調査の際には住民の方とお話しすることもあり、現在は住んでおらず遠方に避難していて調査に合わせて帰ってきた方や、休日に合わせて自宅の清掃作業をする方もいたそうです。

「母家が被災して住めないが、新しい倉庫は無事だったのでそちらに住まわれている方もいました。他には土地の特性上、瓦屋根が使われている大きな古い家が多くありましたが、瓦が地震の被害に遭って落ちてしまったりズレて雨漏りの原因になってしまうのなども見受けられました。」

揺れで倒壊してしまった家屋。

古い家が立ち並ぶ農村部は、南三陸町の入谷地区と風景が似ているのが印象的だったと阿部さんは言います。東日本大震災時の被害と異なるのは、被害に遭った家が点在しており、同エリア内の公費による解体の同意が得られにくいなどまだまだ課題は多く残った状態だそうです。

倒壊した家屋とそうでない家屋が隣接して立ち並ぶ。

南三陸町から能登町へ。

東日本大震災を経た南三陸町だからこそ、出来ることはあるのでしょうか。

「これは私の個人的な考えですが、商業関連の復興に南三陸町の福興市のノウハウなどが活かせるではないかと。また、能登町は基幹産業は漁業でイカが特産品です。そういったところも似ているので抱える課題も同じものがあるのではないでしょうか。産業関連のコラボやイベントを定期的に開催するノウハウや集客の仕方など、南三陸町だからこそ出来ることだと思います。」と阿部さんは能登町と南三陸町の共通点を比較しながら答えてくれました。

南三陸町の復興の原動力とも言える福興市。町内外の方々を数多く奮い立たせてくれたあの空間は、生きる力と生きる喜びを分かち合った場だったのではないでしょうか。

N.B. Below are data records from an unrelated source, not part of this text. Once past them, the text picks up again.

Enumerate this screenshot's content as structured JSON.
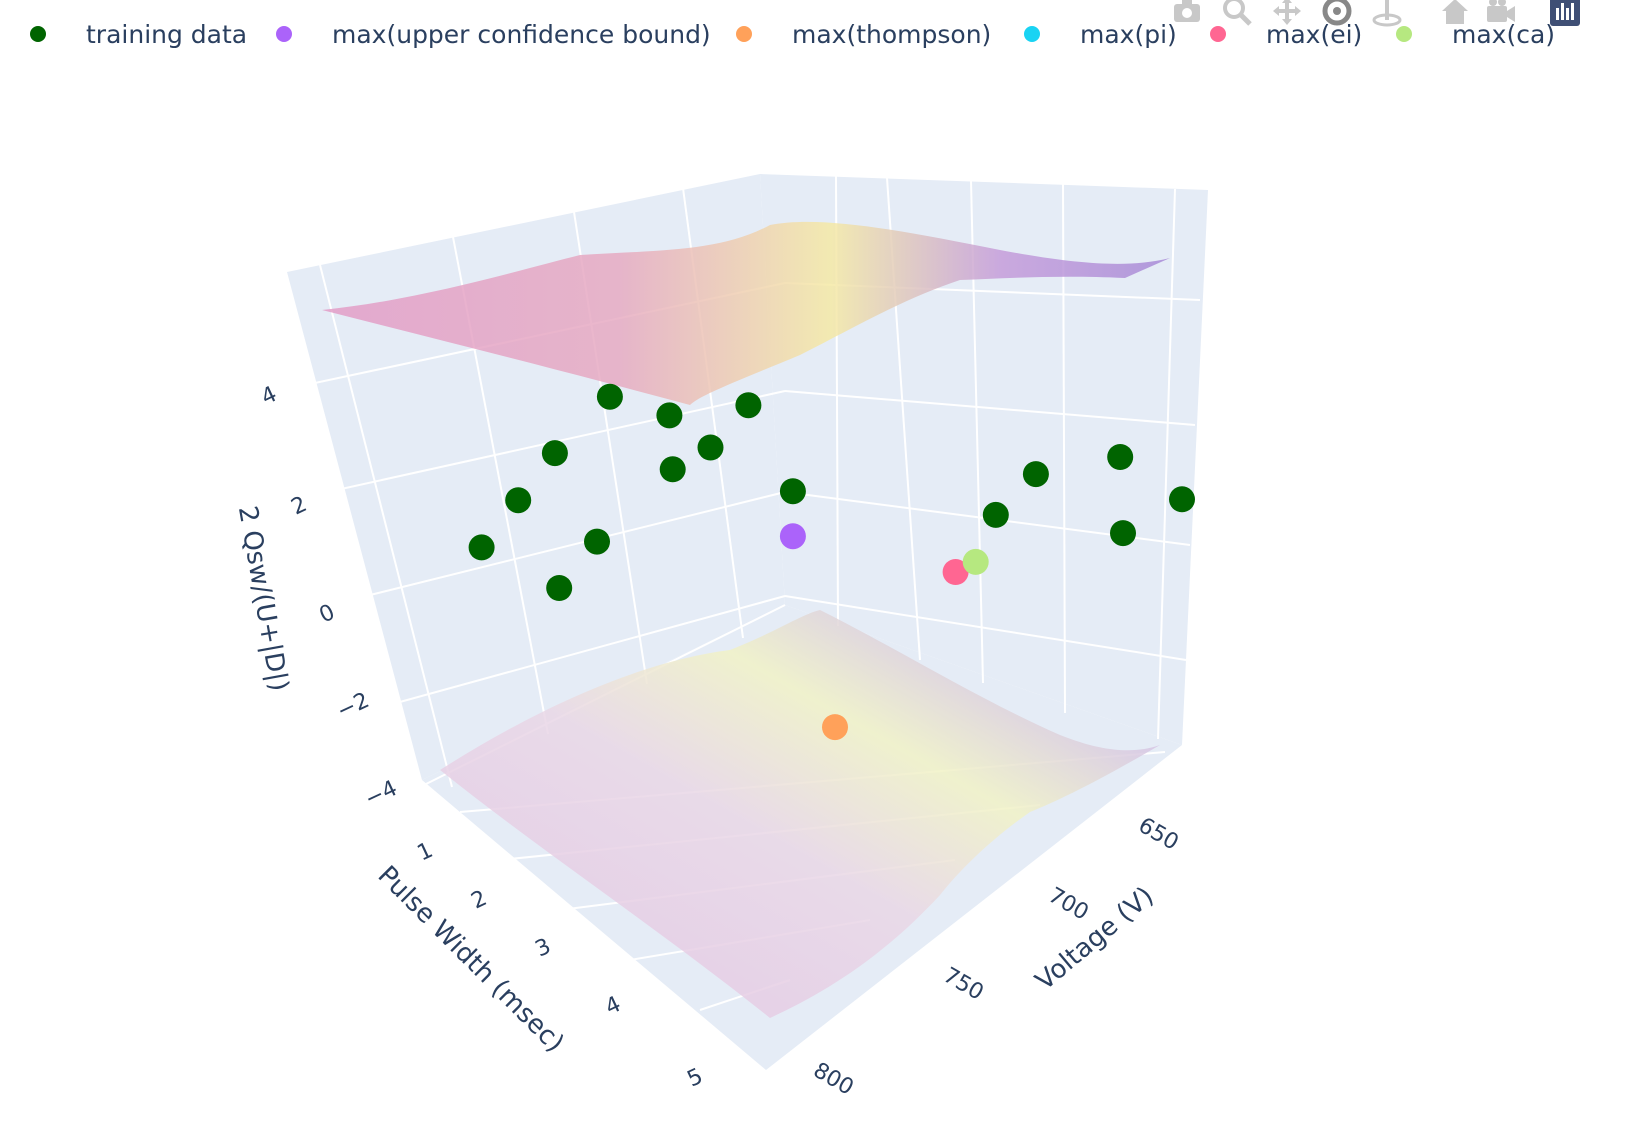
{
  "colors": {
    "axis_text": "#2a3f5f",
    "scene_bg_wall": "#e5ecf6",
    "grid": "#ffffff",
    "modebar_icon": "#c8c8c8",
    "modebar_active": "#2a3f5f"
  },
  "legend": [
    {
      "label": "training data",
      "color": "#006400"
    },
    {
      "label": "max(upper confidence bound)",
      "color": "#ab63fa"
    },
    {
      "label": "max(thompson)",
      "color": "#ffa15a"
    },
    {
      "label": "max(pi)",
      "color": "#19d3f3"
    },
    {
      "label": "max(ei)",
      "color": "#ff6692"
    },
    {
      "label": "max(ca)",
      "color": "#b6e880"
    }
  ],
  "modebar": [
    {
      "name": "camera-icon"
    },
    {
      "name": "zoom-icon"
    },
    {
      "name": "pan-icon"
    },
    {
      "name": "orbit-rotation-icon"
    },
    {
      "name": "turntable-rotation-icon"
    },
    {
      "name": "reset-camera-home-icon"
    },
    {
      "name": "reset-camera-last-save-icon"
    },
    {
      "name": "plotly-logo-icon"
    }
  ],
  "chart_data": {
    "type": "scatter3d",
    "x_axis": {
      "title": "Voltage (V)",
      "range": [
        620,
        820
      ],
      "ticks": [
        650,
        700,
        750,
        800
      ],
      "tick_labels": [
        "650",
        "700",
        "750",
        "800"
      ]
    },
    "y_axis": {
      "title": "Pulse Width (msec)",
      "range": [
        0.7,
        5.2
      ],
      "ticks": [
        1,
        2,
        3,
        4,
        5
      ],
      "tick_labels": [
        "1",
        "2",
        "3",
        "4",
        "5"
      ]
    },
    "z_axis": {
      "title": "2 Qsw/(U+|D|)",
      "range": [
        -4.5,
        6
      ],
      "ticks": [
        -4,
        -2,
        0,
        2,
        4
      ],
      "tick_labels": [
        "−4",
        "−2",
        "0",
        "2",
        "4"
      ]
    },
    "grid": true,
    "legend_position": "top, horizontal",
    "series": [
      {
        "name": "training data",
        "color": "#006400",
        "points": [
          {
            "x": 800,
            "y": 1.0,
            "z": 1.2
          },
          {
            "x": 780,
            "y": 1.0,
            "z": 1.9
          },
          {
            "x": 800,
            "y": 2.0,
            "z": 1.7
          },
          {
            "x": 760,
            "y": 1.0,
            "z": 2.6
          },
          {
            "x": 780,
            "y": 2.0,
            "z": 2.3
          },
          {
            "x": 730,
            "y": 1.0,
            "z": 3.3
          },
          {
            "x": 740,
            "y": 2.0,
            "z": 3.0
          },
          {
            "x": 720,
            "y": 1.5,
            "z": 3.2
          },
          {
            "x": 720,
            "y": 2.0,
            "z": 3.0
          },
          {
            "x": 720,
            "y": 3.0,
            "z": 3.1
          },
          {
            "x": 700,
            "y": 2.0,
            "z": 3.5
          },
          {
            "x": 660,
            "y": 4.0,
            "z": 1.6
          },
          {
            "x": 640,
            "y": 4.0,
            "z": 1.9
          },
          {
            "x": 620,
            "y": 4.5,
            "z": 2.0
          },
          {
            "x": 640,
            "y": 5.0,
            "z": 1.3
          },
          {
            "x": 620,
            "y": 5.2,
            "z": 1.5
          }
        ]
      },
      {
        "name": "max(upper confidence bound)",
        "color": "#ab63fa",
        "points": [
          {
            "x": 720,
            "y": 3.0,
            "z": 2.0
          }
        ]
      },
      {
        "name": "max(thompson)",
        "color": "#ffa15a",
        "points": [
          {
            "x": 740,
            "y": 4.0,
            "z": -0.8
          }
        ]
      },
      {
        "name": "max(pi)",
        "color": "#19d3f3",
        "points": []
      },
      {
        "name": "max(ei)",
        "color": "#ff6692",
        "points": [
          {
            "x": 680,
            "y": 4.0,
            "z": 0.9
          }
        ]
      },
      {
        "name": "max(ca)",
        "color": "#b6e880",
        "points": [
          {
            "x": 670,
            "y": 4.0,
            "z": 0.8
          }
        ]
      }
    ],
    "surfaces": [
      {
        "name": "upper confidence surface",
        "colorscale": "plasma-like (pink → yellow → violet)",
        "opacity": 0.6,
        "z_level": 5.2
      },
      {
        "name": "lower confidence surface",
        "colorscale": "plasma-like (pink → yellow → violet)",
        "opacity": 0.3,
        "z_level": -4.0
      }
    ]
  }
}
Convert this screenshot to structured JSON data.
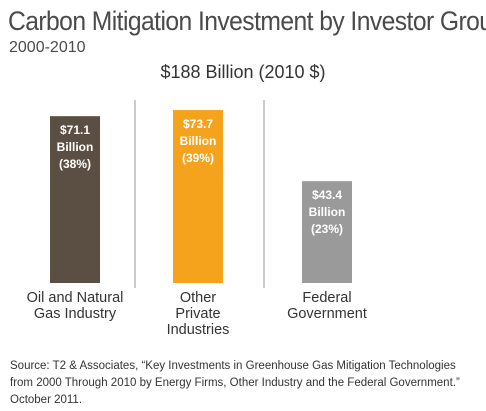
{
  "chart_data": {
    "type": "bar",
    "title": "Carbon Mitigation Investment by Investor Group",
    "subtitle": "2000-2010",
    "total_label": "$188 Billion (2010 $)",
    "categories": [
      [
        "Oil and Natural",
        "Gas Industry"
      ],
      [
        "Other",
        "Private",
        "Industries"
      ],
      [
        "Federal",
        "Government"
      ]
    ],
    "values": [
      71.1,
      73.7,
      43.4
    ],
    "data_labels": [
      [
        "$71.1",
        "Billion",
        "(38%)"
      ],
      [
        "$73.7",
        "Billion",
        "(39%)"
      ],
      [
        "$43.4",
        "Billion",
        "(23%)"
      ]
    ],
    "colors": [
      "#5b4f43",
      "#f5a21c",
      "#9a9a9a"
    ],
    "ylim": [
      0,
      75
    ],
    "grid": false
  },
  "source_lines": [
    "Source: T2 & Associates, “Key Investments in Greenhouse Gas Mitigation Technologies",
    "from 2000 Through 2010 by Energy Firms, Other Industry and the Federal Government.”",
    "October 2011."
  ]
}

【福興市100回開催に向けて①】不屈の商人魂。市から福を興す/山内正文さん

先の見えない暗い夜道が続いていると感じている被災地の皆様へ。
私たちだから言えることは、諦めずに歩けば光は差すということ。
無理なく、自分にできることをできる範囲で。

13年前にもらった恩をそれぞれの形で、関わり方で返せるよう考えていきたいです。